One, yearbooks truly are forever.  That we are now parsing a 35-year plus yearbook for information should tell you something.  The woman that those then-boys were laughing at now has pain because of their caddish, callous treatment.  But hey, they were just 17-year old boys.  I recall the pain my son - who has Special Ed issues - when something very unkind was printed in Hale's yearbook his senior year.  That two of the advisors who had been his teachers and knew of his situation let it go was equally painful.

My second reason is an age-old question of how much of a pass do we give teen behavior.  On the one hand, we know from scientific research that the teen-aged brain is not fully-formed.  Many teens lack the ability to judge outcomes or may have impulse control problems.  That needs to be understood in all issues involving teens and behavior.  

However, in many criminal cases, black and brown teens get disproportionately more punishment  than white teens.  Trump says Kavanaugh is a fine person and yet he wanted the group of teens - black teens - in the Central Park gang rape to be killed.  All those boys were found completely innocent of that crime.  

In 2015, a young man in a fraternity who sexually assaulted a young woman at a Stanford party out by a dumpster where she had passed out recently asked a court to not label him as a sex offender because:
(Brock) Turner wasn’t attempting rape at all when he thrust his body against an unconscious woman’s naked genitals in 2015, lawyer Eric Multhaup told the three appellate court judges. He was merely attempting “outercourse.”
Beware of boys/men who have all these terms and excuses for criminal behavior. I had a guy on Facebook argue that dragging someone in a room, shutting the door, holding them down and putting their hand over their mouth as they struggled to scream is not a crime.  I urged him to try it with a woman and see what the police think.

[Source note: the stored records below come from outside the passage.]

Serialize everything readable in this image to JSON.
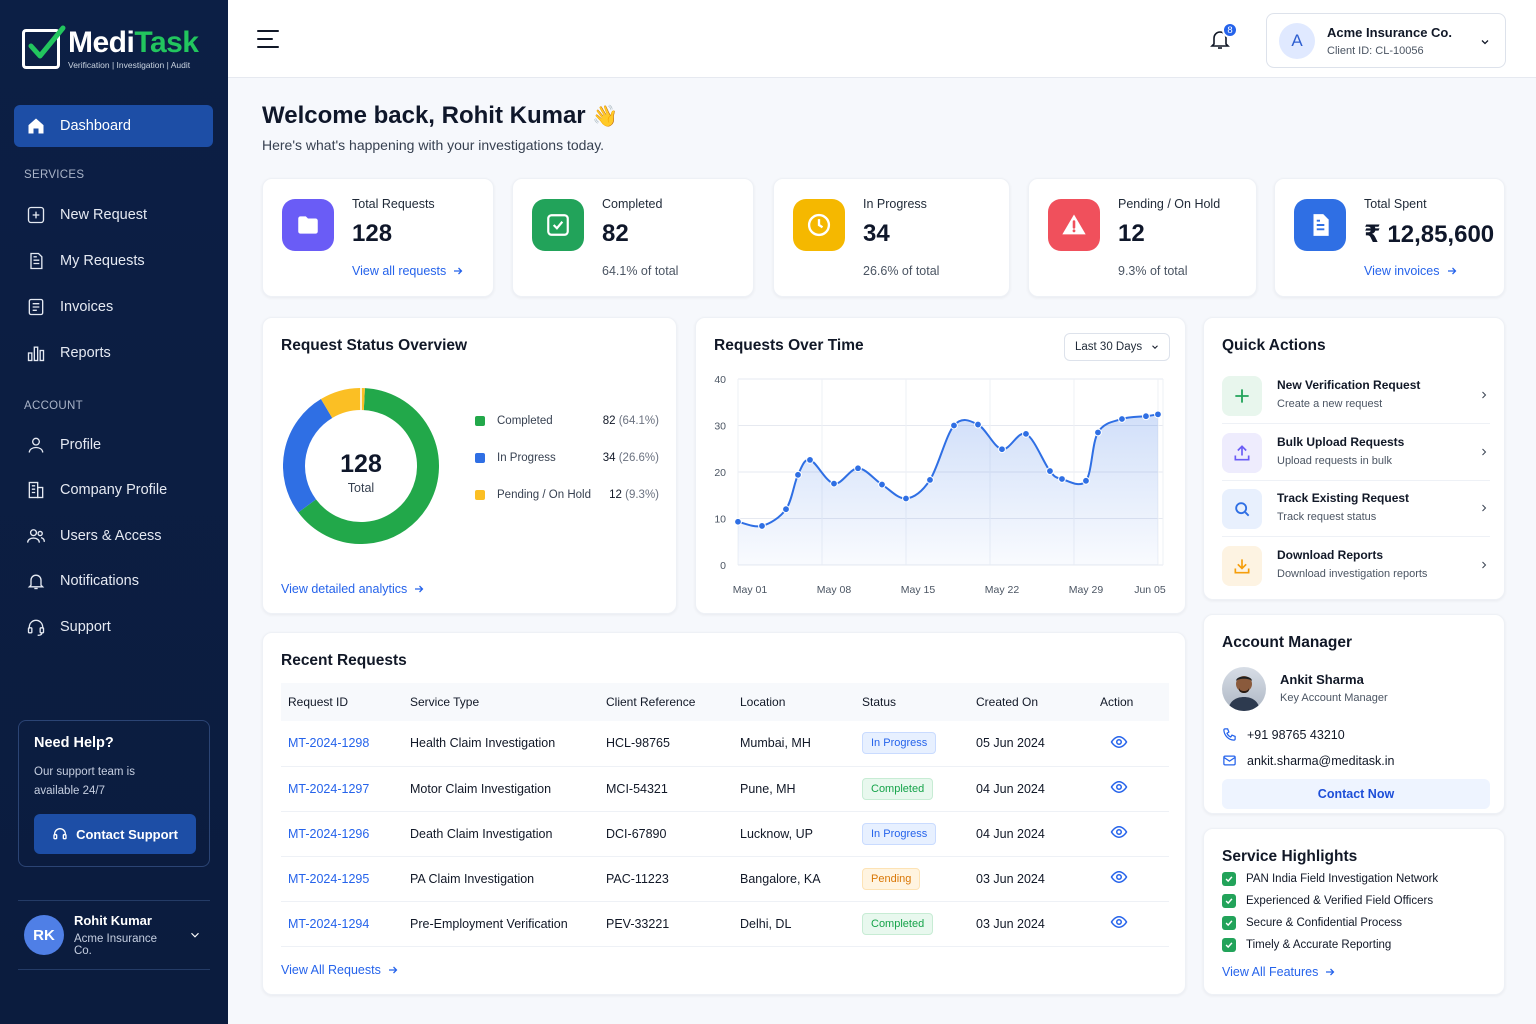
{
  "brand": {
    "name_part1": "Medi",
    "name_part2": "Task",
    "tagline": "Verification | Investigation | Audit"
  },
  "sidebar": {
    "dashboard": "Dashboard",
    "services_heading": "SERVICES",
    "services": [
      "New Request",
      "My Requests",
      "Invoices",
      "Reports"
    ],
    "account_heading": "ACCOUNT",
    "account": [
      "Profile",
      "Company Profile",
      "Users & Access",
      "Notifications",
      "Support"
    ],
    "help": {
      "title": "Need Help?",
      "text": "Our support team is available 24/7",
      "button": "Contact Support"
    },
    "user": {
      "initials": "RK",
      "name": "Rohit Kumar",
      "company": "Acme Insurance Co."
    }
  },
  "topbar": {
    "notification_count": "8",
    "client": {
      "initial": "A",
      "name": "Acme Insurance Co.",
      "id": "Client ID: CL-10056"
    }
  },
  "welcome": {
    "title": "Welcome back, Rohit Kumar",
    "emoji": "👋",
    "subtitle": "Here's what's happening with your investigations today."
  },
  "stats": [
    {
      "label": "Total Requests",
      "value": "128",
      "link": "View all requests",
      "color": "#6a5cf6"
    },
    {
      "label": "Completed",
      "value": "82",
      "sub": "64.1% of total",
      "color": "#22a35a"
    },
    {
      "label": "In Progress",
      "value": "34",
      "sub": "26.6% of total",
      "color": "#f5b800"
    },
    {
      "label": "Pending / On Hold",
      "value": "12",
      "sub": "9.3% of total",
      "color": "#f0505c"
    },
    {
      "label": "Total Spent",
      "value": "₹ 12,85,600",
      "link": "View invoices",
      "color": "#2f6fe4"
    }
  ],
  "status_overview": {
    "title": "Request Status Overview",
    "center_value": "128",
    "center_label": "Total",
    "link": "View detailed analytics",
    "legend": [
      {
        "name": "Completed",
        "count": "82",
        "pct": "(64.1%)",
        "color": "#22a84a"
      },
      {
        "name": "In Progress",
        "count": "34",
        "pct": "(26.6%)",
        "color": "#2f6fe4"
      },
      {
        "name": "Pending / On Hold",
        "count": "12",
        "pct": "(9.3%)",
        "color": "#fbbf24"
      }
    ]
  },
  "chart_data": {
    "type": "line",
    "title": "Requests Over Time",
    "range_select": "Last 30 Days",
    "x_ticks": [
      "May 01",
      "May 08",
      "May 15",
      "May 22",
      "May 29",
      "Jun 05"
    ],
    "y_ticks": [
      "0",
      "10",
      "20",
      "30",
      "40"
    ],
    "ylim": [
      0,
      40
    ],
    "x": [
      "May 01",
      "May 03",
      "May 05",
      "May 06",
      "May 07",
      "May 09",
      "May 11",
      "May 13",
      "May 15",
      "May 17",
      "May 19",
      "May 21",
      "May 23",
      "May 25",
      "May 27",
      "May 28",
      "May 30",
      "May 31",
      "Jun 02",
      "Jun 04",
      "Jun 05"
    ],
    "values": [
      9.3,
      8.4,
      12,
      19.4,
      22.6,
      17.5,
      20.8,
      17.3,
      14.3,
      18.3,
      30,
      30.2,
      24.9,
      28.2,
      20.2,
      18.5,
      18.1,
      28.5,
      31.4,
      32,
      32.4
    ],
    "series_color": "#2f6fe4",
    "grid": true
  },
  "quick_actions": {
    "title": "Quick Actions",
    "items": [
      {
        "title": "New Verification Request",
        "sub": "Create a new request",
        "icon": "plus-icon"
      },
      {
        "title": "Bulk Upload Requests",
        "sub": "Upload requests in bulk",
        "icon": "upload-icon"
      },
      {
        "title": "Track Existing Request",
        "sub": "Track request status",
        "icon": "search-icon"
      },
      {
        "title": "Download Reports",
        "sub": "Download investigation reports",
        "icon": "download-icon"
      }
    ]
  },
  "recent_requests": {
    "title": "Recent Requests",
    "columns": [
      "Request ID",
      "Service Type",
      "Client Reference",
      "Location",
      "Status",
      "Created On",
      "Action"
    ],
    "rows": [
      {
        "id": "MT-2024-1298",
        "service": "Health Claim Investigation",
        "ref": "HCL-98765",
        "location": "Mumbai, MH",
        "status": "In Progress",
        "status_key": "inprogress",
        "created": "05 Jun 2024"
      },
      {
        "id": "MT-2024-1297",
        "service": "Motor Claim Investigation",
        "ref": "MCI-54321",
        "location": "Pune, MH",
        "status": "Completed",
        "status_key": "completed",
        "created": "04 Jun 2024"
      },
      {
        "id": "MT-2024-1296",
        "service": "Death Claim Investigation",
        "ref": "DCI-67890",
        "location": "Lucknow, UP",
        "status": "In Progress",
        "status_key": "inprogress",
        "created": "04 Jun 2024"
      },
      {
        "id": "MT-2024-1295",
        "service": "PA Claim Investigation",
        "ref": "PAC-11223",
        "location": "Bangalore, KA",
        "status": "Pending",
        "status_key": "pending",
        "created": "03 Jun 2024"
      },
      {
        "id": "MT-2024-1294",
        "service": "Pre-Employment Verification",
        "ref": "PEV-33221",
        "location": "Delhi, DL",
        "status": "Completed",
        "status_key": "completed",
        "created": "03 Jun 2024"
      }
    ],
    "link": "View All Requests"
  },
  "account_manager": {
    "title": "Account Manager",
    "name": "Ankit Sharma",
    "role": "Key Account Manager",
    "phone": "+91 98765 43210",
    "email": "ankit.sharma@meditask.in",
    "button": "Contact Now"
  },
  "highlights": {
    "title": "Service Highlights",
    "items": [
      "PAN India Field Investigation Network",
      "Experienced & Verified Field Officers",
      "Secure & Confidential Process",
      "Timely & Accurate Reporting"
    ],
    "link": "View All Features"
  }
}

Mainly, this is plea for dialog but also just listening to your teen.  Youth is a learning place, a place for mistakes but there are easily many, many ways to learn from other people's mistakes and given your child tools so they do not have to go thru that kind of upset.

This goes for parents of boys as well as girls.  I think there is some karma energy to the fact that Judge Kavanaugh is the father of two girls. 

1 comment:

z said...

I urged him to try it with a woman and see what the police think.

Your point is solid, but poor wording. I suggest changing it to: asking a police officer or a judge what they think. Without trying it at all. You never know how literally a person like that will take things.